Беспрепятственной объективации, безусловно, способствовала и эстетическая завершенность образа графа д'Орсе, его дендистская графическая грация - как в картинке

414

санной прогулки или в зарисовке лорда Ламингтона. Эта предметность создавала дополнительную «упаковку» его образа, отводя ему особое место, вне обычной системы критериев. Показательно, что по отношению к нему самые разные люди использовали весьма сходные метафоры: «бабочка», «жук-долгоносик», «стрекоза», «колибри». Эти метафоры выражают яркость, маленький размер и хрупкость, что довольно парадоксально при его большом физическом росте, но абсолютно закономерно, исходя из внутреннего смысла: недолговечность, жертвенная обреченность в грубом и жестоком мире. Хрупкость пестрой бабочки - лейтмотив жизненного сюжета графа д'Орсе.

Настоятельность этого дискурса особенно заметна, если сравнить судьбу графа д'Орсе с судьбой леди Блессингтон.

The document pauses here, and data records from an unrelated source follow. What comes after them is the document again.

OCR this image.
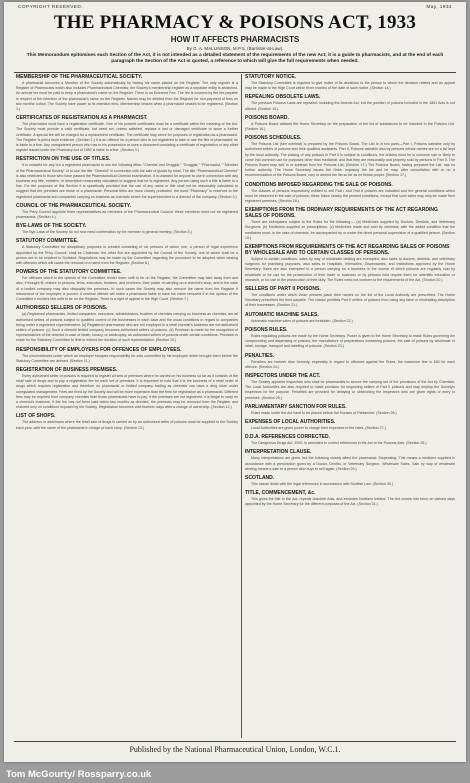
COPYRIGHT RESERVED.	May, 1934
THE PHARMACY & POISONS ACT, 1933
HOW IT AFFECTS PHARMACISTS
By G. A. MALLINSON, M.P.S. (Barrister-at-Law).
This Memorandum epitomises each Section of the Act, it is not intended as a detailed statement of the requirements of the new Act; it is a guide to pharmacists, and at the end of each paragraph the Section of the Act is quoted, a reference to which will give the full requirements when needed.
MEMBERSHIP OF THE PHARMACEUTICAL SOCIETY.
A pharmacist becomes a Member of the Society automatically by having his name placed on the Register. The only register is a Register of Pharmacists which also includes Pharmaceutical Chemists; the Society's membership register as a separate entity is abolished. An annual fee must be paid to keep a pharmacist's name on the Register. There is no Entrance Fee. The fee is covered by the fee payable in respect of the retention of the pharmacist's name on the Register. Names may be deleted from the Register for non-payment of fees on two months' notice. The Society have power to fix retention fees. Membership ceases when a pharmacist ceases to be registered. (Section 1.)
CERTIFICATES OF REGISTRATION AS A PHARMACIST.
The pharmacist must have a registration certificate. One of his present certificates must be a certificate within the meaning of the Act. The Society must provide a valid certificate, but need not, unless satisfied, replace a lost or damaged certificate or issue a further certificate. A special fee will be charged for a replacement certificate. The certificate may serve for purposes of registration as a pharmacist. The Register is prima facie evidence. (Section 2.) It is an offence for a person who is not registered to take or use the title of pharmacist; he is liable to a fine. Any unregistered person who has in his possession or uses a document consisting a certificate of registration or any other register issued under the Pharmacy Act of 1852 is liable to a fine. (Section 3.)
RESTRICTION ON THE USE OF TITLES.
It is unlawful for any but a registered pharmacist to use the following titles: "Chemist and Druggist," "Druggist," "Pharmacist," "Member of the Pharmaceutical Society" or to use the title "Chemist" in connection with the sale of goods by retail. The title "Pharmaceutical Chemist" is also restricted to those who have passed the Pharmaceutical Chemist examination. It is unlawful for anyone to use in connection with any business any title, emblem, or description reasonably calculated to suggest that he is registered. Any person using such a title is liable to a fine. For the purposes of this Section it is specifically provided that the use of any name or title shall not be reasonably calculated to suggest that the premises are those of a pharmacist. Personal titles are more closely protected; the word "Pharmacy" is reserved to the registered pharmacist and companies carrying on business as chemists where the superintendent is a director of the company. (Section 3.)
COUNCIL OF THE PHARMACEUTICAL SOCIETY.
The Privy Council appoints three representatives as members of the Pharmaceutical Council; these members need not be registered pharmacists. (Section 4.)
BYE-LAWS OF THE SOCIETY.
The Bye-Laws of the Society do not now need confirmation by the member in general meeting. (Section 5.)
STATUTORY COMMITTEE.
A Statutory Committee for disciplinary purposes is created consisting of six persons of whom one, a person of legal experience appointed by the Privy Council, shall be Chairman, the other five are appointed by the Council of the Society, one of whom shall be a person not to be resident in Scotland. Regulations may be made by the Committee regarding the procedure to be adopted when dealing with offences which will cause the removal of a name from the Register. (Section 6.)
POWERS OF THE STATUTORY COMMITTEE.
For offences which in the opinion of the Committee render them unfit to be on the Register, the Committee may take away from and also, if thought fit, restore to persons, firms, executors, trustees, and receivers, their power of carrying on a chemist's shop, and in the case of a bodied company may also disqualify the premises. In such cases the Society may also remove the name from the Register if misconduct of the employee is proved. A criminal offence will make a pharmacist liable to have his name removed if in the opinion of the Committee it renders him unfit to be on the Register. There is a right of appeal to the High Court. (Section 7.)
AUTHORISED SELLERS OF POISONS.
(a) Registered pharmacists, limited companies, executors, administrators, trustees of chemists carrying on business as chemists, are all authorised sellers of poisons subject to qualified control of the businesses in each case and the usual conditions in regard to companies being under a registered superintendent. (b) Registered pharmacists who are not employed in a retail chemist's business are not authorised sellers of poisons. (c) Such a chemist limited company becomes authorised sellers of poisons. (d) Provision is made for the recognition of representatives of the chemist in case of death, lunacy, or bankruptcy, as authorised sellers of poisons under certain conditions. Provision is made for the Statutory Committee to limit or extend the duration of such representation. (Section 10.)
RESPONSIBILITY OF EMPLOYERS FOR OFFENCES OF EMPLOYEES.
The circumstances under which an employer escapes responsibility for acts committed by his employee which brought them before the Statutory Committee are defined. (Section 11.)
REGISTRATION OF BUSINESS PREMISES.
Every authorised seller of poisons is required to register all sets of premises where he carries on his business so far as it consists of the retail sale of drugs and to pay a registration fee for each set of premises. It is important to note that it is the business of a retail seller of drugs which requires registration and therefore no pharmacist or limited company trading as chemists can have a drug store under unregulated management. Fees are fixed by the Society and will be more expensive than the fees for registration as a pharmacist. Different fees may be required from company chemists than those pharmacists have to pay. If the premises are not registered, it is illegal to carry on a chemist's business. If the fee has not been paid within two months as directed, the premises may be removed from the Register and restored only on conditions imposed by the Society. Registration becomes void fourteen days after a change of ownership. (Section 12.)
LIST OF SHOPS.
The address or addresses where the retail sale of drugs is carried on by an authorised seller of poisons must be supplied to the Society each year, with the name of the pharmacist in charge of each shop. (Section 13.)
STATUTORY NOTICE.
The Statutory Committee is required to give notice of its decisions to the person to whom the decision relates and an appeal may be made to the High Court within three months of the date of such notice. (Section 14.)
REPEALING OBSOLETE LAWS.
The previous Poisons Laws are repealed, including the Arsenic Act, but the position of poisons included in the 1851 Acts is not altered. (Section 15.)
POISONS BOARD.
A Poisons Board advises the Home Secretary on the preparation of the list of substances to be included in the Poisons List. (Section 16.)
POISONS SCHEDULES.
The Poisons List (see overleaf) is prepared by the Poisons Board. The List is in two parts—Part I, Poisons saleable only by authorised sellers of poisons and their qualified assistants. Part II, Poisons saleable also by persons whose names are on a list kept by the local authority. The placing of any poisons in Part II is subject to conditions, the articles must be in common use or likely to come into common use for purposes other than medicinal, and that they are reasonably and properly sold by persons in Part II. The Poisons Board may add to or subtract from the Poisons List. (Section 17.) The Poisons Board, having prepared the List, has no further authority. The Home Secretary issues the Order imposing the list and he may, after consultation with or on a recommendation of the Poisons Board, vary or amend the list so far as he thinks proper. (Section 17.)
CONDITIONS IMPOSED REGARDING THE SALE OF POISONS.
The classes of persons respectively entitled to sell Part I and Part II poisons are indicated and the general conditions which must be observed in the sale of poisons; these follow closely the present conditions, except that such sales may only be made from registered premises. (Section 18.)
EXEMPTIONS FROM THE ORDINARY REQUIREMENTS OF THE ACT REGARDING SALES OF POISONS.
There are exemptions subject to the Rules for the following:— (a) Medicines supplied by Doctors, Dentists, and Veterinary Surgeons. (b) Medicines supplied on prescriptions. (c) Medicines made and sold by chemists, with the added condition that the medicines must, in the case of chemists, be accompanied by or under the direct personal supervision of a qualified person. (Section 19.)
EXEMPTIONS FROM REQUIREMENTS OF THE ACT REGARDING SALES OF POISONS BY WHOLESALE AND TO CERTAIN CLASSES OF PERSONS.
Subject to certain conditions, sales by way of wholesale dealing are exempted, also sales to doctors, dentists, and veterinary surgeons for practising purposes, also sales to Hospitals, Infirmaries, Dispensaries, and Institutions approved by the Home Secretary. Sales are also exempted to a person carrying on a business in the course of which poisons are regularly sold by wholesale or for use for the prosecution of their trade or business or by persons who require them for scientific education or research, or for use in the prosecution of their duty. The Rules need not conform to the requirements of the Act. (Section 20.)
SELLERS OF PART II POISONS.
The conditions under which those persons place their names on the list of the Local Authority are prescribed. The Home Secretary prescribes the fees payable. The clause prohibits Part II sellers of poisons from using any false or misleading description of their businesses. (Section 21.)
AUTOMATIC MACHINE SALES.
Automatic machine sales of poisons are forbidden. (Section 22.)
POISONS RULES.
Rules regulating poisons are made by the Home Secretary. Power is given to the Home Secretary to make Rules governing the compounding and dispensing of poisons, the manufacture of preparations containing poisons, the sale of poisons by wholesale or retail, storage, transport and labelling of poisons. (Section 23.)
PENALTIES.
Penalties are heavier than formerly, especially in regard to offences against the Rules, the maximum fine is £50 for each offence. (Section 24.)
INSPECTORS UNDER THE ACT.
The Society appoints Inspectors who shall be pharmacists to secure the carrying out of the provisions of the Act by Chemists. The Local Authorities are also required to make provision for inspecting sellers of Part II poisons and may employ the Society's Inspectors for the purpose. Penalties are provided for delaying or obstructing the Inspectors who are given rights of entry to premises. (Section 25.)
PARLIAMENTARY SANCTION FOR RULES.
Rules made under the Act have to be placed before the Houses of Parliament. (Section 26.)
EXPENSES OF LOCAL AUTHORITIES.
Local Authorities are given power to charge their expenses to the rates. (Section 27.)
D.D.A. REFERENCES CORRECTED.
The Dangerous Drugs Act, 1920, is amended to correct references in the Act to the Poisons Acts. (Section 28.)
INTERPRETATION CLAUSE.
Many interpretations are given, but the following closely affect the pharmacist: Dispensing. This means a medicine supplied in accordance with a prescription given by a Doctor, Dentist, or Veterinary Surgeon. Wholesale Sales. Sale by way of wholesale dealing means a sale to a person who buys to sell again. (Section 29.)
SCOTLAND.
This clause deals with the legal references in accordance with Scottish Law. (Section 30.)
TITLE, COMMENCEMENT, &c.
This gives the title to the Act, repeals obsolete Acts, and excludes Northern Ireland. The Act comes into force on various days appointed by the Home Secretary for the different purposes of the Act. (Section 31.)
Published by the National Pharmaceutical Union, London, W.C.1.
Tom McGourty/ Rossparry.co.uk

Ведь настоящей жертвой в их отношениях совершенно очевидно была именно она, фактически многие годы содержавшая д'Орсе своим трудом и подорвавшая свое здоровье из-за его нарциссического эгоизма. Но история выбрала своим героем не ее, а «короля всех денди» и снабдила его красивой легендой. Дендистская биография как особым образом организованный текст оказалась более убедительной и долговечной конструкцией.

Если сравнивать по этому параметру д'Орсе с Браммеллом, то прежде всего становится очевидно, что мы имеем дело с разными дендистскими биографиями. История Браммелла изобилует анекдотами, остроумными словечками и образует в итоге героическое повествование о великом реформаторе моды. О графе остались менее сюжетные, но более эмоционально насыщенные благожелательные воспоминания друзей. Появившийся в 1844 году роман Д.Миллса «Д'Орсе или модные безумства» был, к сожалению, сугубо бульварным по жанру. Хотя д'Орсе был при жизни знаменит не менее Браммелла, вокруг него все же не сложился дендистский фольклор. Осталась мифологическая легенда о красавце-полубоге и непередаваемая, но безотказно действующая магия его имени и харизмы.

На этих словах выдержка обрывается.